If Rumney were a less specialized area that could still tolerate mixed routes, Polly Purebred might have been a good one: bolts where needed, especially on the finish, but no retrobolts at the overhang where solid trad gear can be placed.
Some of the other old moderates would likewise be more fun, but not necessarily more dangerous, if you had to carry and place a bit of gear to lead them.
|By lee hansche|
From: goffstown, nh
Jan 29, 2008
i like that it is now a nice independant line that gives me another warm up... and it does get me quite warm... i too would be happy to place some gear (people who know me know i love placing gear)...
on a side note this line feels 5.10c to me most days (not the 10b the guide book suggests)...
|By Jay Knower|
From: Plymouth, NH
Feb 8, 2009
I was climbing at Main Cliff and I noticed that the left anchor bolt on Polly Purebread is kind of messed up. It's loose and it clearly flexes in the hole. I didn't have a wrench with me to tighten it, but I'm not sure if that would do the trick. It looks like it might need to be replaced.

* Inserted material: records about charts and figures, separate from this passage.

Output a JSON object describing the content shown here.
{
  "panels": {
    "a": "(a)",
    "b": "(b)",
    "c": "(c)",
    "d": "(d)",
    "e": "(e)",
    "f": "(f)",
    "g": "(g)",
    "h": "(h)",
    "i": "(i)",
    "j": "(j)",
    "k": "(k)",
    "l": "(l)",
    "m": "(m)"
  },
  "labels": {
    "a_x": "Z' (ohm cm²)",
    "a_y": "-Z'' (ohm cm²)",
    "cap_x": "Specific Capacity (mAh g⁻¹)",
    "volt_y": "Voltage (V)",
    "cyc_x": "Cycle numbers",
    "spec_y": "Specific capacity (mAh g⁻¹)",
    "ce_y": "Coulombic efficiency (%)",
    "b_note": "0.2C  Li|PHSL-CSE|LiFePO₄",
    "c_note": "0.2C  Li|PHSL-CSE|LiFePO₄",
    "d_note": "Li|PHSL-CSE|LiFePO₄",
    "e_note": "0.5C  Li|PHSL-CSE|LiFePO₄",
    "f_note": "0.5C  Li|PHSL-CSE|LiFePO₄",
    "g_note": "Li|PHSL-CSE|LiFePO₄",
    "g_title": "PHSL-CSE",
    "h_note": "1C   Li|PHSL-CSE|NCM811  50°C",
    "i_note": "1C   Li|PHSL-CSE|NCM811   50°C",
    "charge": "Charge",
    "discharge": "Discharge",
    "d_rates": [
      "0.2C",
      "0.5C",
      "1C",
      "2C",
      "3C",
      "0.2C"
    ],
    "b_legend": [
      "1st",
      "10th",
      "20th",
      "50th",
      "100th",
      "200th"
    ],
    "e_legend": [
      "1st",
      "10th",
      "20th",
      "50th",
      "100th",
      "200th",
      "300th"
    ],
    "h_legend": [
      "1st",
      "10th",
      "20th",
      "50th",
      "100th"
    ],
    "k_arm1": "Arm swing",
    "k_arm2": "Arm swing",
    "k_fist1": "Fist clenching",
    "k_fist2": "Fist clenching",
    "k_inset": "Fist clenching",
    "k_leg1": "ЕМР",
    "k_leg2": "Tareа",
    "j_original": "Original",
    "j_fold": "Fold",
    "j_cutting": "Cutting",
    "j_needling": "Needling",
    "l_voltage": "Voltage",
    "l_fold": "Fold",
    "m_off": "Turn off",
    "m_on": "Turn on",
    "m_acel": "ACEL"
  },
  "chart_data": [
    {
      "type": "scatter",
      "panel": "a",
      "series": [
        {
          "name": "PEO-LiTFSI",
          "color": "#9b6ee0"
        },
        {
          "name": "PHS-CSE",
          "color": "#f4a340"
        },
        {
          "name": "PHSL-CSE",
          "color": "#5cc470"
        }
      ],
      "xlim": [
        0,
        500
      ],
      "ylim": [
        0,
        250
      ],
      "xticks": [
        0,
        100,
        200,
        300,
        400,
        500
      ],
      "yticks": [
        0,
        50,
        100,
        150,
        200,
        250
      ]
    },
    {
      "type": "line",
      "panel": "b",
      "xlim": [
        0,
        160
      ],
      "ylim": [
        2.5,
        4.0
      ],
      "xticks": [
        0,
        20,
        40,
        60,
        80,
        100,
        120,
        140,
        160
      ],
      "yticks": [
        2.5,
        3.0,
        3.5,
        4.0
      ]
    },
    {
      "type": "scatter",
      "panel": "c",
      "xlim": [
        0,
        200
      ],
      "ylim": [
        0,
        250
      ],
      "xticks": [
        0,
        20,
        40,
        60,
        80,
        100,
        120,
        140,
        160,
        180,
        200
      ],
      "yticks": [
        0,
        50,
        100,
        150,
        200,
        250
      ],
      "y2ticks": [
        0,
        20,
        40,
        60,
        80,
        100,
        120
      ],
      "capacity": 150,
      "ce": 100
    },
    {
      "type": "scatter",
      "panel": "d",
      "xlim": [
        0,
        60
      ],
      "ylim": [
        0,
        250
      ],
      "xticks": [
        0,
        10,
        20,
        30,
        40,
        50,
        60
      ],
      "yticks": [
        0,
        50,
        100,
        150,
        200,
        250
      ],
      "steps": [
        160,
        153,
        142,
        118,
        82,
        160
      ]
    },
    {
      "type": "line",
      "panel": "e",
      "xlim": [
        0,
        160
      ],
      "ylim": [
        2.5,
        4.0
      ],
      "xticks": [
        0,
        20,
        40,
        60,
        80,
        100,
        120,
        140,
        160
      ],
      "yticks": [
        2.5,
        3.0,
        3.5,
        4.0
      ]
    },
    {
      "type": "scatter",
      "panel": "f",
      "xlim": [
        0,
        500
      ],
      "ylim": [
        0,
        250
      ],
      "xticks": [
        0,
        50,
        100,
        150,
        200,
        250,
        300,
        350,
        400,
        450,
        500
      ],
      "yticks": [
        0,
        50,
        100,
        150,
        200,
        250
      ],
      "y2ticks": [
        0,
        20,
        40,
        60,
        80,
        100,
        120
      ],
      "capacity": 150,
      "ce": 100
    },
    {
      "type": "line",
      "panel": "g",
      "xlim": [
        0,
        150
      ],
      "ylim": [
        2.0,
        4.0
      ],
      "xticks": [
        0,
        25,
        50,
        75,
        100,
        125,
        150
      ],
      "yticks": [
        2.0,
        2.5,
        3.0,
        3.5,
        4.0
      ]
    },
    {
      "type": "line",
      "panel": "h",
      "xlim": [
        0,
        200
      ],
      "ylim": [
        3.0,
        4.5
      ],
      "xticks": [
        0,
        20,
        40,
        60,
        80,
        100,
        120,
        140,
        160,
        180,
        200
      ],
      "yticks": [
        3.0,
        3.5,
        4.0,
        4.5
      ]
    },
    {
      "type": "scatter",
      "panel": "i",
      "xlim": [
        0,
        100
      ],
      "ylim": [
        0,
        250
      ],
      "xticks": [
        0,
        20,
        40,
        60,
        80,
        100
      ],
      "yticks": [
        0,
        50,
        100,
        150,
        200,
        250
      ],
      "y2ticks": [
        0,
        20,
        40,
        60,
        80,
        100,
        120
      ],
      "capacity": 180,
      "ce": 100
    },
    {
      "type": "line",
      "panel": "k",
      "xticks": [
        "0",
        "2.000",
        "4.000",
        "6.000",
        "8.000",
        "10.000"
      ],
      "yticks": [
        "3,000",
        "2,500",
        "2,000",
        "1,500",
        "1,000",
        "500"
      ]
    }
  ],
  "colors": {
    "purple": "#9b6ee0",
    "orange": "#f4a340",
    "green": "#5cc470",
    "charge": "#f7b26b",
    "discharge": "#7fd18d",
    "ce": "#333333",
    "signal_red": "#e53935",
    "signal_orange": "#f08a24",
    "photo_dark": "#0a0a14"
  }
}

Be aware when you are cleaning the anchor.
From: plymouth, nh
Jun 13, 2009
Any word on the condition of this anchor now?
Aug 24, 2009
I was just up on this climb on August 20 '09. The left anchor bolt is still in bad condition. I was able to EASILY wiggle the bolt up and down, and wouldnt be surprised if I could pull it with a little force. I dont think that a wrench would do any good at this point. The right anchor seemed solid. Just be aware.
|By M Sprague|
From: New England
Apr 5, 2010
The anchor bolts seemed fine last weekend.
|By Todd Anderson|
Jun 6, 2011
I didn't notice any glaring problems with the anchor today, but confess I wasn't actively looking for them, not having seen this page before.
On a side note, my friend (whom I was belaying) somehow missed the bolt on the first crux, and by the time he was at the next bolt he had the rope wrapped around his leg so he would have flipped over if he fell (I yelled at him about the rope, but I didn't see the crux bolt either). We didn't realize there was another bolt there until he finished the climb.
I guess the take-home message is that if Polly seems run-out, you're doing something wrong.
|By Matt Wilson|
From: Bethel, Vermont, USA
Sep 24, 2012
I felt like this was runout at the crux... I ended up climbing in to the nook rest above the crux, terribly out of breath (apparently I don't breath when I climb hard), and then reaching around the corner to clip my next bolt. I don't even want to think about the fall that would have been had I stayed out of the nook and fell at the next clip.... But then again, I am a giant pansy when I lead, so maybe it's not really run out.
|By Jeffrey LeCours|
From: New Hampshire
Sep 24, 2012
More common is to fall while trying to get into the notch, which is a perfectly clean fall. Wedging yourself into the notch will give you a comfortable no hands rest. It's also quite easy to use a knee bar in that area too. I thought protection was right where you'd want it.
|By S. Neoh|
May 4, 2013
Both anchors seem fine today.
Such a fine route. Good amount of exposure just after the crux and before the comfy ledge. The slab above was surprisingly technical for me with some holds "facing the wrong way". Nicely bolted, to be expected for a Smitty route.